INTERVIEW.- Dans son livre Violences en cuisine, une omerta à la française, la journaliste Nora Bouazzouni explore les violences systémiques du milieu de la restauration. À travers de nombreux témoignages, elle soulève un problème longtemps passé sous silence.
Selon Nora Bouazzouni, « la cuisine gastronomique entraîne une déshumanisation ». Dans son ouvrage, paru le 21 mai dernier, elle présente une enquête saisissante, épaulée par une cinquantaine de témoignages anonymes. Les cuisiniers et cuisinières partagent leurs souffrances : humiliations, injures, et même des violences physiques et sexuelles dans un cadre de travail souvent insoutenable, témoignant d'une exploitation latente dans la profession.
Un cri de détresse dans un milieu en mutation
La veille de la sortie de l'ouvrage, un collectif de chefs a lancé l'opération « cuisines ouvertes », publiant un manifeste pour améliorer la qualité de vie au travail. Arnaud Lallement, chef triplement étoilé, reconnaît les problèmes passés mais insiste sur les progrès réalisés.
Des témoignages révélateurs
Les récits de victimes recueillis par Bouazzouni soulignent des violences de nature psychologique, physique, économique et sexuelle. Ces témoignages, bien que choquants pour les non-initiés, révèlent une réalité cachée par le mythe gastronomique qui valorise la cuisine française, mais occulte ses zones d'ombre.
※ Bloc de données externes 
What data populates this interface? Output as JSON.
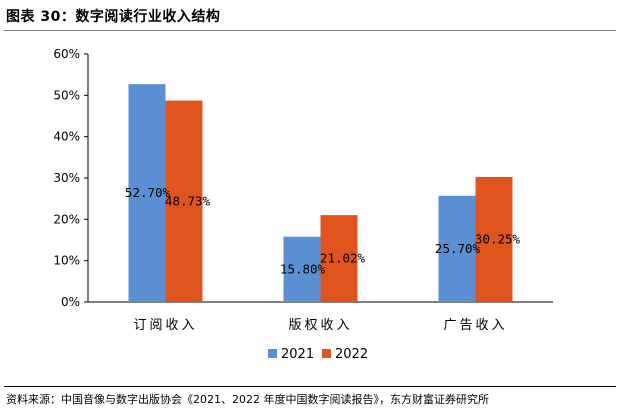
{
  "caption": "图表 30：数字阅读行业收入结构",
  "source": "资料来源：中国音像与数字出版协会《2021、2022 年度中国数字阅读报告》，东方财富证券研究所",
  "chart_data": {
    "type": "bar",
    "title": "",
    "xlabel": "",
    "ylabel": "",
    "categories": [
      "订阅收入",
      "版权收入",
      "广告收入"
    ],
    "series": [
      {
        "name": "2021",
        "color": "#5b8fd4",
        "values": [
          52.7,
          15.8,
          25.7
        ],
        "labels": [
          "52.70%",
          "15.80%",
          "25.70%"
        ]
      },
      {
        "name": "2022",
        "color": "#e0541e",
        "values": [
          48.73,
          21.02,
          30.25
        ],
        "labels": [
          "48.73%",
          "21.02%",
          "30.25%"
        ]
      }
    ],
    "ylim": [
      0,
      60
    ],
    "yticks": [
      0,
      10,
      20,
      30,
      40,
      50,
      60
    ],
    "ytick_labels": [
      "0%",
      "10%",
      "20%",
      "30%",
      "40%",
      "50%",
      "60%"
    ],
    "grid": false,
    "legend": "bottom"
  }
}
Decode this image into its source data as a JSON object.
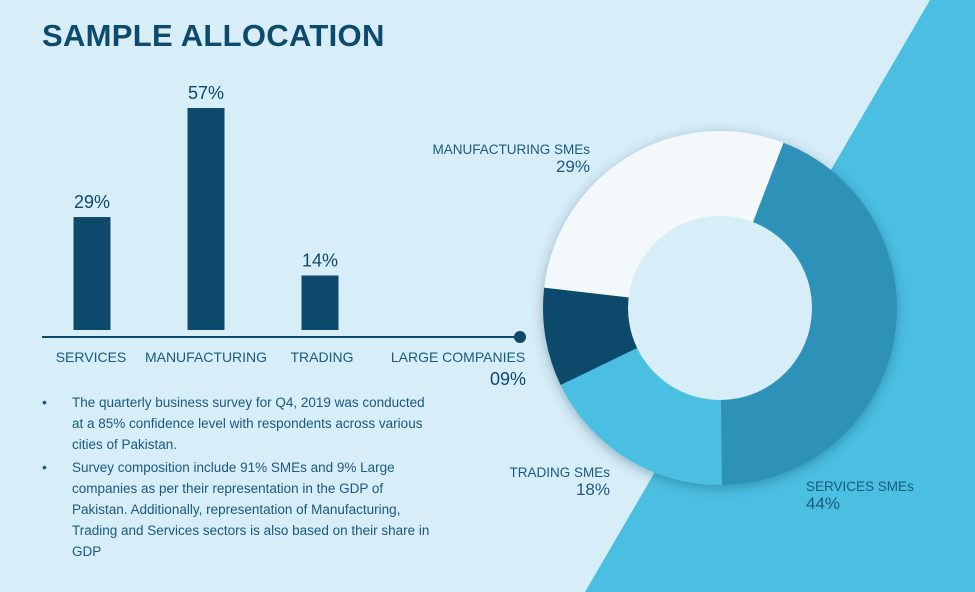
{
  "title": "SAMPLE ALLOCATION",
  "bullets": [
    "The quarterly business survey for Q4, 2019 was conducted at a 85% confidence level with respondents across various cities of Pakistan.",
    "Survey composition include 91% SMEs and 9% Large companies as per their representation in the GDP of Pakistan. Additionally, representation of Manufacturing, Trading and Services sectors is also based on their share in GDP"
  ],
  "large_companies": {
    "label": "LARGE COMPANIES",
    "value": "09%"
  },
  "colors": {
    "background": "#d7edf8",
    "accent_band": "#4bbfe2",
    "bar": "#0d4a6b",
    "text": "#0d4a6b"
  },
  "chart_data": [
    {
      "type": "bar",
      "categories": [
        "SERVICES",
        "MANUFACTURING",
        "TRADING"
      ],
      "values": [
        29,
        57,
        14
      ],
      "value_labels": [
        "29%",
        "57%",
        "14%"
      ],
      "unit": "%",
      "ylim": [
        0,
        57
      ],
      "grid": false
    },
    {
      "type": "pie",
      "donut": true,
      "categories": [
        "SERVICES SMEs",
        "TRADING SMEs",
        "LARGE COMPANIES",
        "MANUFACTURING SMEs"
      ],
      "values": [
        44,
        18,
        9,
        29
      ],
      "value_labels": [
        "44%",
        "18%",
        "09%",
        "29%"
      ],
      "colors": [
        "#2f91b7",
        "#4bbfe2",
        "#0d4a6b",
        "#f3f8fb"
      ],
      "start_angle_deg": 21
    }
  ]
}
C’est le continuum des violences, allant jusqu’à l'agression sexuelle, et cela passe souvent inaperçu.
Une omerta française face aux violences
L’omerta qui entoure ces violences trouve ses racines dans le prestige attribué à la gastronomie française. Selon Bouazzouni, la présence de chefs médiatisés contribue à protéger une image de marque à l'international, dissuadant toute remise en question au sein de la profession. La convention collective des travailleurs de l'industrie de restauration, selon elle, facilite cette exploitation, acculant les professionnels à un système de souffrance pérenne.
Bouazzouni aborde également le bilan de la situation des femmes dans cette profession. Les femmes cheffes, bien que sous-représentées, peuvent aussi incarner des comportements violents, témoignant d'une problématique bien plus large que la simple dichotomie homme/femme. Les violences, qu'elles soient perpétrées par des hommes ou des femmes, relèvent d'une culture qu'il est urgent de changer.
À travers la convention collective, la loi entérine l'exploitation d’une classe ouvrière qui se voit dissuadée de faire entendre sa voix.
Alors que la sensibilisation aux violences en cuisine gagne du terrain, il est d'une importance cruciale que le grand public prenne conscience des réalités vécues par les travailleurs de la restauration. La vigilance des consommateurs peut jouer un rôle dans l'amélioration de ces conditions de travail, en orientant leurs choix vers des établissements plus respectueux de leurs employés.
(1) Violences en cuisine, une omerta à la française, de Nora Bouazzouni, éditions Stock, 342 pages, 21,50 €.